Et puis c’est un animal pélagique qui ne peut s’aventurer à la surface de l’eau
a fortiori sur la terre ferme. Franchement, mes chers terriens rien à y
craindre ! »
« Sir !
Pourtant sa dent brille de mille feux ! », jappe encore le félin
soutenu par une bande de félons.
« Diantre !
Que vous arrive-t-il enfin ? Sa couronne prothétique n’est ni en argent,
ni en vermeille encore moins en or. Elle est seulement en nickel-chrome. C’est
la lueur des rayons solaires qui lui donne cet aspect de brillance qui n’est en
réalité qu’un leurre ! Mieux, pour se rassurer davantage, le requin a été marqué
par plusieurs balises qui nous permettent de suivre le moindre de ses faits et
gestes. », répond candidement le sultan prothésiste.
« Maintenant,
retournez à vos occupations ! Je vous ai suffisamment entretenu. Vous avez
mieux à faire qu’à dire. Et moi aussi, j’en ai assez d’écouter vos balourdises et
couardises. Comment un requin qui n’a pas pu dompter ses requineaux peut-il
vaincre des centaines d’entre vous, plus véloces et féroces ? Soyez un peu
réalistes ! »
Le prothésiste,
habitué au
maniement rêche et revêche des mots, pensait s’en tirer à si bon compte.

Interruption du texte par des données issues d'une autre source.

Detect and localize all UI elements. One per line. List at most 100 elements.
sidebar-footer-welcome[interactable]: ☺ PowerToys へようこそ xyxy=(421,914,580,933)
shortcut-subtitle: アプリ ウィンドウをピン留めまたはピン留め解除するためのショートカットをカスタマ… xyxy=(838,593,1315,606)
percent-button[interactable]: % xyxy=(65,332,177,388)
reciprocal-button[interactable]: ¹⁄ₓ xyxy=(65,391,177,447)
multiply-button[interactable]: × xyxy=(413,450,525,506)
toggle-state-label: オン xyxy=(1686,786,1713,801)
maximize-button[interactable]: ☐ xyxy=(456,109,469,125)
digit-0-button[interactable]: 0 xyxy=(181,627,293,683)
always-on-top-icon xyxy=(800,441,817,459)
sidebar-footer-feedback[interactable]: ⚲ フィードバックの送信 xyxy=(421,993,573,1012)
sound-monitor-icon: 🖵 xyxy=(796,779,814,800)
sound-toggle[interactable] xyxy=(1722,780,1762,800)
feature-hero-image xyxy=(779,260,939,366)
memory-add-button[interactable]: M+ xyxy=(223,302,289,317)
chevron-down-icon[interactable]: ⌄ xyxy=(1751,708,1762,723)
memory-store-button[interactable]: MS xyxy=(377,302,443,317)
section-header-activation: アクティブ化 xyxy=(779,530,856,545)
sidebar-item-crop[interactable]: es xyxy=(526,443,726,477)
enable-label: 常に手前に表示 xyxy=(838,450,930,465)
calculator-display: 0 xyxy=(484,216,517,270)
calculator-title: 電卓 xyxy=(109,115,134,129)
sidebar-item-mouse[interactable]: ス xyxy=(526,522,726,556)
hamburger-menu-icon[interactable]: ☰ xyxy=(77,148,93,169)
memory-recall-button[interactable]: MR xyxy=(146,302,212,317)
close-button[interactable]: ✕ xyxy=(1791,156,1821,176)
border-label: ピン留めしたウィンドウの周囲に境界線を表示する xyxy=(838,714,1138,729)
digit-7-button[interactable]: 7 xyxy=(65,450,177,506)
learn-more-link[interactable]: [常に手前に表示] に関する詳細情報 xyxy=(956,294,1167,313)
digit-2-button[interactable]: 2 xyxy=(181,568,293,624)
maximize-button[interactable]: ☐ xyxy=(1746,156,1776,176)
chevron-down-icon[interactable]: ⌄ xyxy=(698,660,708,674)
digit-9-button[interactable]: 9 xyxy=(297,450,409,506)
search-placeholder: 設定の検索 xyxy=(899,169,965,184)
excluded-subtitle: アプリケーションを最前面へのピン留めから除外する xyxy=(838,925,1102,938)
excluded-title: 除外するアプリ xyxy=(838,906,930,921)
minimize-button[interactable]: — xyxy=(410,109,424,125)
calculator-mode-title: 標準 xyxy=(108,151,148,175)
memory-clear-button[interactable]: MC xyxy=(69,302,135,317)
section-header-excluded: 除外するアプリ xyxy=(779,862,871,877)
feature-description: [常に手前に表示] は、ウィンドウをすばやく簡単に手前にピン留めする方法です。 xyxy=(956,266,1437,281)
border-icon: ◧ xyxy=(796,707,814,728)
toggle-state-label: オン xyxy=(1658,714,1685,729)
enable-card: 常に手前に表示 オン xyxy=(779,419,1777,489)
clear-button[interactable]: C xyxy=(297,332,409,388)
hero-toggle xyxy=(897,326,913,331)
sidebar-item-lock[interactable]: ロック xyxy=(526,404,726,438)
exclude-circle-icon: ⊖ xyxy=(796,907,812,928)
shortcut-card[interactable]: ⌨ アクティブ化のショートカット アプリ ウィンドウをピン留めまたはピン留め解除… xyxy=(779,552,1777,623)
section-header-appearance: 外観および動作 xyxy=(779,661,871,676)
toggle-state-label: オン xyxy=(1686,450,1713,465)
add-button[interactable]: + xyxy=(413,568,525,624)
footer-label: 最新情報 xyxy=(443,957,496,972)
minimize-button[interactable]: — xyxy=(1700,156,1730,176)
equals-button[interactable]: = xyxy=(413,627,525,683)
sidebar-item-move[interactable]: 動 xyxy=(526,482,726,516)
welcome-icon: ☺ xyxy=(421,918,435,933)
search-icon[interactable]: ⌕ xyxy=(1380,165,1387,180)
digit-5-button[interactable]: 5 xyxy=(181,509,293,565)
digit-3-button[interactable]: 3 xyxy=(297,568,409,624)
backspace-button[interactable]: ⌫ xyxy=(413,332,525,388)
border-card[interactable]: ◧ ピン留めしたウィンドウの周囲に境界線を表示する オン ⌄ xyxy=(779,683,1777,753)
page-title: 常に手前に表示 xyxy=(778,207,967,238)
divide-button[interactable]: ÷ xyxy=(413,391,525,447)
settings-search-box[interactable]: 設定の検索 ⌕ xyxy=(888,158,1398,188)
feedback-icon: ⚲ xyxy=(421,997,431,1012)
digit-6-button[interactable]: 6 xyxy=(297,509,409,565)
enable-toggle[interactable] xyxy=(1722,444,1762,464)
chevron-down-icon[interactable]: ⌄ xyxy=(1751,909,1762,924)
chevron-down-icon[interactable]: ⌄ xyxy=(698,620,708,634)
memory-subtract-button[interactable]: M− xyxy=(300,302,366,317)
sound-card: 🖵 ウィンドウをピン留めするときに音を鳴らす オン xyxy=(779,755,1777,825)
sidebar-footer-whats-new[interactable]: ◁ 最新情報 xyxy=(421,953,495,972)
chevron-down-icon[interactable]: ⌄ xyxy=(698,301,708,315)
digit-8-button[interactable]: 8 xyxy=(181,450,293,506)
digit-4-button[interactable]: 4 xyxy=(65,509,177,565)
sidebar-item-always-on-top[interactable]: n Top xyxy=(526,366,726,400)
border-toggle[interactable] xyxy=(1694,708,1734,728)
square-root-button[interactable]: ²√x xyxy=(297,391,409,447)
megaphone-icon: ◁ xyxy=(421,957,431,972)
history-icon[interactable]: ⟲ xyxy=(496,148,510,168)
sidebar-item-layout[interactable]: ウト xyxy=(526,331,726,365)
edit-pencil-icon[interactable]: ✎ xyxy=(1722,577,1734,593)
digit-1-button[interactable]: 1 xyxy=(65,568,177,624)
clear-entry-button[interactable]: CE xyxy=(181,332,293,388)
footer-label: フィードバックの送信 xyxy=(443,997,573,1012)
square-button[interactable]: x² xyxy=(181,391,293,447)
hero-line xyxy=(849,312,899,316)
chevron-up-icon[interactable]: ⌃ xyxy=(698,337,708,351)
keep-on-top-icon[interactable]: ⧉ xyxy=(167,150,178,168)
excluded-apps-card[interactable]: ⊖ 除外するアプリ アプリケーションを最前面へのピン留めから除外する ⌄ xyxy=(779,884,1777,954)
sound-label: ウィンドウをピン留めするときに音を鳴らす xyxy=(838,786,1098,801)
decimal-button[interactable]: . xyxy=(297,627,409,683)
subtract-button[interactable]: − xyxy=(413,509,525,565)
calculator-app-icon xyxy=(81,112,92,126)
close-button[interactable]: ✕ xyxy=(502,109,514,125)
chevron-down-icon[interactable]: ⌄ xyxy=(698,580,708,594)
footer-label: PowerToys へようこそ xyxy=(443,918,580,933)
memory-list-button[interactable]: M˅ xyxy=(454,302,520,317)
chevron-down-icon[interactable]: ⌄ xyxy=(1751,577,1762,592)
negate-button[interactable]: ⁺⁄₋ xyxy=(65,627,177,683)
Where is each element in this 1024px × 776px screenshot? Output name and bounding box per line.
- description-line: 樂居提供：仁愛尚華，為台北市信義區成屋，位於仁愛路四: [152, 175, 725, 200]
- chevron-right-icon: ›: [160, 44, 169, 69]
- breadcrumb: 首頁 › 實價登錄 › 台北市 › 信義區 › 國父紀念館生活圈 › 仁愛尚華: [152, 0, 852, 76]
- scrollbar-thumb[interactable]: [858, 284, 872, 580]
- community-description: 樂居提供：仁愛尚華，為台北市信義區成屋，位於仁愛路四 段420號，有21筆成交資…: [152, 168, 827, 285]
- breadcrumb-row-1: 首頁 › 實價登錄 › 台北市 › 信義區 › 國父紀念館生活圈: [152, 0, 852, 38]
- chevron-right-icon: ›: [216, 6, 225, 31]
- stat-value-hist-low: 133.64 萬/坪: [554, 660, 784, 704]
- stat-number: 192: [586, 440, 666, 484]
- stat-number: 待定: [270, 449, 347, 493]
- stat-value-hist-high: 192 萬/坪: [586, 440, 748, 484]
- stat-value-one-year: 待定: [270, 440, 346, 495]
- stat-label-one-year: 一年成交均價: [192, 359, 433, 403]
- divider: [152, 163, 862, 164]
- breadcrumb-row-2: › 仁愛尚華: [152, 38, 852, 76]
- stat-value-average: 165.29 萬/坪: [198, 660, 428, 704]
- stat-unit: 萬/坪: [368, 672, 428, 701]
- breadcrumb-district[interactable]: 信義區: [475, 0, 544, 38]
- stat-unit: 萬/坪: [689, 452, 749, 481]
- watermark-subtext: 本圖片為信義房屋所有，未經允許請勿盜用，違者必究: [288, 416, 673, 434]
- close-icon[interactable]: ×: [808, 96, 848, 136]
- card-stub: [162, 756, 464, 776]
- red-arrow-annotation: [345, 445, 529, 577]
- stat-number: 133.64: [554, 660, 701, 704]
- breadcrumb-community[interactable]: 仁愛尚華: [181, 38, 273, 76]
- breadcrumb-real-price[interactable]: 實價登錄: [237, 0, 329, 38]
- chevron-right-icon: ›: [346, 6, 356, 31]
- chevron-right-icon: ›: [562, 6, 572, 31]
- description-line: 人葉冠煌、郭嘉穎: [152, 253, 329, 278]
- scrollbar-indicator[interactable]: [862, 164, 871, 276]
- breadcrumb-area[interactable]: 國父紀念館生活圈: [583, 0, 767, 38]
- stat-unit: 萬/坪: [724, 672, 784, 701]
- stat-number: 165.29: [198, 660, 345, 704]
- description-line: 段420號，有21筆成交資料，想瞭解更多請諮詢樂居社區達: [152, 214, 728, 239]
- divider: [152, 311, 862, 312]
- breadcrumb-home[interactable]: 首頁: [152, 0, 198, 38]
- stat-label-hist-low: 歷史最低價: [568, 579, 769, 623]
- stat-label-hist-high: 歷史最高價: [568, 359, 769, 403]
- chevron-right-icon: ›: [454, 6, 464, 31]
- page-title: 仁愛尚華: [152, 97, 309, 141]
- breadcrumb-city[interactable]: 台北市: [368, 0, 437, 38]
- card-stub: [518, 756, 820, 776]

Son
plan savamment ourdi depuis de longs mois était presque parfait. Sauf à quelques
détails près. Il ne savait pas que la denture du requin-pèlerin était spéciale.
C’est l’un des rares animaux au monde dont les dents se renouvellent
automatiquement quand elles se cassent ou tombent. Mieux, Dame nature lui a
doté des centaines de dents en réserves dissimulées sous le palais. De même,
si le pèlerin habite dans le fond des océans généralement à plus de 2 000 mètres de
profondeur, il aime aussi se trémousser à la surface des eaux côtières et même
s’aventurer près des terres. La deuxième erreur du prothésiste tenait plus
à de l’impudence qu’à de l’imprudence. A ce niveau de responsabilité, il ne pouvait
ignorer cette formule de bon sens : Tout ce qu’un esprit humain peut concevoir,
un autre est capable de le comprendre. Autrement dit, tout ce que vous
pouvez faire, d’extraordinaire ou d’exceptionnel, quelqu’un d’autre plus docte est
capable de le défaire, de le refaire et même de le parfaire. En dernier lieu, il
faut rappeler qu’on ne gagne pas une guerre parce qu’on est plus nombreux ou mieux
équipé que le camp adverse. On la gagne parce qu’on a une vision et une organisation
capable de soutenir la stratégie qui en découle.